Gouvernement
L’administration tue : les âmes périssent,
Le cœur bat faiblement, le cerveau hiverne,
Les ans languissent et de spleen finissent
Visage livide, cheveux gris, peau terne.
Elle terrorise, l’on ressent la phobie
Que l’on traîne jusque dans notre sommeil.
Par un malin plaisir, elle beugle et châtie.
Elle tue le rêve, ternit les merveilles.
Elle est abrutie, inculque l’idiotie,
En fin pédagogue, sombre dans le chaos,
Se complait tendrement dans l’erreur et l’inertie,
Recule sans envie, aime tourner le dos.
C’est l’épouvantable et perpétuel bagne.
C’est un corps sans vie, qui mange les justes,
Brutalise les bons, sans répit condamne
Les hommes vertueux, aux gourbis vétustes.
Le poltron se soumet pour un sou, pour un pain,
Mue en caméléon, fuit comme la fourmi.
Il est fataliste, croit fort au lendemain,
S’accroche sans espoir aux prétendus amis.
Le preux se révolte : plus de sou, plus de pain.
Il renoue le lien, sa fureur visible,
Prêt à recommencer, à rebrousser chemin,
A la moindre bévue, bête et blâmable.
Impôt
L’impôt nous frappe sans merci l’an entier
Pressure le pauvre et ruine le riche.
Vends et paies la taxe ou attends l’huissier
Vends bijoux ou tamis, trophée ou fétiche.

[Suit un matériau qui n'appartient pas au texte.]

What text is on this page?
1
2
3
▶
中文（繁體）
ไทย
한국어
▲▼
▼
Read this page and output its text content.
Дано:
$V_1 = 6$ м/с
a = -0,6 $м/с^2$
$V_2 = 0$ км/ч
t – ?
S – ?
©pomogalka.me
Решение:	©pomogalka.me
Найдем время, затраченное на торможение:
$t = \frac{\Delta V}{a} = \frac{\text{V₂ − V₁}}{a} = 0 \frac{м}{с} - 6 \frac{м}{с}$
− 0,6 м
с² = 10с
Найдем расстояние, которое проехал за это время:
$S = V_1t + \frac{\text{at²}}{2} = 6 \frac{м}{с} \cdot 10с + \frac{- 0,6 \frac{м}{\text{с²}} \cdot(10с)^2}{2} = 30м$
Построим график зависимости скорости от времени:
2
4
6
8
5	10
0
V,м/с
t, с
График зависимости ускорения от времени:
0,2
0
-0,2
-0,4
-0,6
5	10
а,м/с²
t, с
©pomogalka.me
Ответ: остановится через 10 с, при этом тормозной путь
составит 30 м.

L’enchère menace et la terre tremble
Le fellah préserve tant qu’il peut et combat
Le colon le guette, sa joie à son comble
Tenté par un crédit espère le rachat
L’impôt ravit le blé, abandonne le son
Le fellah crie furieux, sème toujours le blé
Attend revenir dans la nuit le croissant
Trop fier trop digne et toujours révolté.
La nuit coloniale était trop violente,
Et dépouillait l’impôt de ses caractères
De vertu pratiquée à l’égard des gentes
Depuis l’émergence prouvée du numéraire,
Acte volontaire de l’élan solidaire,
Basé en équité pour le bien commun,
Sans laisser sur ses pas l’émoi réfractaire,
De redevables brimés sans des égards humains.